Еще бы! Любовь на край света заведет…
Люба густо покраснела.
— Мне на Ханко хотелось работать, товарищ комиссар. Не одна я из нашего карамельного цеха просилась на Ханко…
— Зря оставили подружек там. — Расскина забавляло ее смущение. — Мы бы тут конфетную фабрику открыли… Откуда только к нам не едут! Донбасс вчера прислал машинистов. Официантки из Ростова даже едут… Впрочем, что же мы разглагольствуем? Вам свадьбу надо справлять, а загса у нас нет. Как же быть?
— Раз нельзя, обождем, — вздохнул Богданов и снова тронул локоть Любы; она не подняла глаз, огорченная.

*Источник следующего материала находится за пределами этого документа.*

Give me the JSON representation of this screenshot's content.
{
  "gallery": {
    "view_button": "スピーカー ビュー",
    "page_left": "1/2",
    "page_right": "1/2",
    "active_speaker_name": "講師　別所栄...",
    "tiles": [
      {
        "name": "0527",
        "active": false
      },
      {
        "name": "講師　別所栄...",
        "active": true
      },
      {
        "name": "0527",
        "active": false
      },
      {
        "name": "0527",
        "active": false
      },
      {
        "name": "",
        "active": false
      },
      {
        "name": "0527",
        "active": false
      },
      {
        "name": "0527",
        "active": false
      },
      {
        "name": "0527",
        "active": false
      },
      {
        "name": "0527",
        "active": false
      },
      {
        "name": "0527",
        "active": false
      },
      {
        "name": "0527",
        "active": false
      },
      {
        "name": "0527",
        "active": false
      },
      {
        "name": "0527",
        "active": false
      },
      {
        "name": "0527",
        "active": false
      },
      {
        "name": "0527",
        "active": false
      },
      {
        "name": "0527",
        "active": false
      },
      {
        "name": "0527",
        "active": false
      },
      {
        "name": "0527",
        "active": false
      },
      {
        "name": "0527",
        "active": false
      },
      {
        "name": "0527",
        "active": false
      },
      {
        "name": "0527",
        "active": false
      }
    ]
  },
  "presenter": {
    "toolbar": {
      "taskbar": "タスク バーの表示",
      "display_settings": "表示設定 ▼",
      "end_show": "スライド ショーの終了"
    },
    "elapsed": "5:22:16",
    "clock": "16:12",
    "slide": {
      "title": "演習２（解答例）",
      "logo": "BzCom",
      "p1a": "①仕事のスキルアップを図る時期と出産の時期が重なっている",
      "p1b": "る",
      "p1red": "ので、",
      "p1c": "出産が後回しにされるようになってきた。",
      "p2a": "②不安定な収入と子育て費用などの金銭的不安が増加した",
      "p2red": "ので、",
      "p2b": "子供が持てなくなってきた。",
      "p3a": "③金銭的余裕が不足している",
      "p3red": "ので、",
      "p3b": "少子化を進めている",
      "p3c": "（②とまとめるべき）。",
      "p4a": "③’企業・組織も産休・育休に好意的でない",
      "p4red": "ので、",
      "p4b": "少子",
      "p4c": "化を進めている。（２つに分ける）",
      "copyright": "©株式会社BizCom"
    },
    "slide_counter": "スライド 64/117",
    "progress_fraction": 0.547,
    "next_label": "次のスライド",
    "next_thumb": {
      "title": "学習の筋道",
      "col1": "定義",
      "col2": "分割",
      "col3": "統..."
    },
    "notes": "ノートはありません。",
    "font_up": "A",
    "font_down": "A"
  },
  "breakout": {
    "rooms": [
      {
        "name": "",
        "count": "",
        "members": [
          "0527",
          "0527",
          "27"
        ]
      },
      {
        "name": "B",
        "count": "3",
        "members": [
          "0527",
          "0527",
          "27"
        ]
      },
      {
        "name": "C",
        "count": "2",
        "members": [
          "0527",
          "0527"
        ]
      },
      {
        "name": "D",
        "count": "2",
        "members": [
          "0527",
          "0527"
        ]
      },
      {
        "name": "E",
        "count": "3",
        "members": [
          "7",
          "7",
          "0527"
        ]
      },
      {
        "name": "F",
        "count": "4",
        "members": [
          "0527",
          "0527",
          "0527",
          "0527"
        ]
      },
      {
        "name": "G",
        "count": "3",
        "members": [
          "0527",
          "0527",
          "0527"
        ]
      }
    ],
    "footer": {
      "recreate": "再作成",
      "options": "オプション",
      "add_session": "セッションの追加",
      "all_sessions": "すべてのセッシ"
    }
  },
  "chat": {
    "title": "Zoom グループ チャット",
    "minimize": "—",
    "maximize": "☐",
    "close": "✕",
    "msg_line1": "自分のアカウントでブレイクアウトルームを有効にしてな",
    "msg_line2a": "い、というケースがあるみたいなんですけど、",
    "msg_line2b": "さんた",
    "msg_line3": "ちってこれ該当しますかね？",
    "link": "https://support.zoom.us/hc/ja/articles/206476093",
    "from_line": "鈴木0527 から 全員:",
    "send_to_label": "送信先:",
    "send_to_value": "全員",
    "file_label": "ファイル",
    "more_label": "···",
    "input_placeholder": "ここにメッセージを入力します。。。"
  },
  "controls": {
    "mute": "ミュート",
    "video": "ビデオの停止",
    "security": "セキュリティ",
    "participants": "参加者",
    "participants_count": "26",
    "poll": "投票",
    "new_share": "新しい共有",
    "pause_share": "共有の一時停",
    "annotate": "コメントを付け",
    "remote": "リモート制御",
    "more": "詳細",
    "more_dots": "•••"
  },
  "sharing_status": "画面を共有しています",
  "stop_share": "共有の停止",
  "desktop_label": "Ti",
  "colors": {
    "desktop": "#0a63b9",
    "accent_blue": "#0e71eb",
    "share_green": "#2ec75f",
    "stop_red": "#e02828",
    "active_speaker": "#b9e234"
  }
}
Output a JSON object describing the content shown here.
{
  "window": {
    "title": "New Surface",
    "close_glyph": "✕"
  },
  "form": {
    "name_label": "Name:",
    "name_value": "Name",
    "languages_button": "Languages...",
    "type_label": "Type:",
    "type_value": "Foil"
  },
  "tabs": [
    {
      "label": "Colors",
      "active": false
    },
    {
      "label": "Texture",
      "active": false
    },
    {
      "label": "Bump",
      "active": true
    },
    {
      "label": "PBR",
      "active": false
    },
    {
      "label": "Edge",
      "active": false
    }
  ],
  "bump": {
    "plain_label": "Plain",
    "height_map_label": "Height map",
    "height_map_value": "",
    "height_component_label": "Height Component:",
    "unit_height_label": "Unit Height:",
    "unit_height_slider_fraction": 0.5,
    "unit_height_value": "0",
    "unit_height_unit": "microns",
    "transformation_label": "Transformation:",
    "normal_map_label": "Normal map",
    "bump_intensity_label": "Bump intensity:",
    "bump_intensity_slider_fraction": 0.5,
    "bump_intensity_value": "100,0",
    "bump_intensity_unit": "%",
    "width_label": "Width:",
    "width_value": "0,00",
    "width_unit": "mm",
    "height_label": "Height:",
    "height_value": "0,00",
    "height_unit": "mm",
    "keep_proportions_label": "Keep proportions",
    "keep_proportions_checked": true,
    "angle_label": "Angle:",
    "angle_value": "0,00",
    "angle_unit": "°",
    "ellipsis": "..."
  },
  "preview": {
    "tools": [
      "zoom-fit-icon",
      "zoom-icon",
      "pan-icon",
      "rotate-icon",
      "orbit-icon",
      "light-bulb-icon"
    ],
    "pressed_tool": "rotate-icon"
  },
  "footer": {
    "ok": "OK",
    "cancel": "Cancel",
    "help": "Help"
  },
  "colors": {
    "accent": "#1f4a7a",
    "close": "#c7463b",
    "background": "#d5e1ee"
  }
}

— Долго ждать не позволю. Товарищ комендант, нужно позаботиться о квартире. А я запрошу Ленинград. Пусть у нас откроют загс. Так и доложу командованию: старшина второй статьи Александр Богданов желает жениться…
Расскин тут же отправил в Ленинградский Совет телеграмму. Попутно он запрашивал: как регистрировать детей, родившихся на Ханко. Родители ведь откажутся записывать ребят уроженцами Финляндии! Политотдел просил разрешения считать всех новорожденных гражданами Ленинграда.
Ленинградский Совет удовлетворил просьбы ханковцев. Вскоре на главной улице городка появилась сине-красная вывеска отделения милиции. На вывеске было написано: «Ленинград». Рядом открылось учреждение, которое так интересовало Богданова и Любу: загс.
Будь на Ханко отдел народного образования, Терещенко обратился бы туда. Но и детьми занимался политотдел базы.
Терещенко давно собирался в политотдел базы по своим семейным делам, — он не первый месяц вел по этому поводу переписку с женой.
Жена с двумя девочками — десятилетней Валей и двухлетней Галей — жила в Ленинграде. Домой Терещенко попадал редко, и это всегда было праздником для семьи. Он играл с дочками, пел, плясал, отчитывал девочек за то, что медленно, мол, растут: ему артистки нужны для матросской самодеятельности, а то рулевой Паршин вынужден рядиться в женское платье и под хохот товарищей исполнять трагические женские роли… Потом Терещенко на недели исчезал, и для его жены это были недели мучительного, нервного ожидания: ведь он пограничник, а пограничники и в мирное время фронтовики.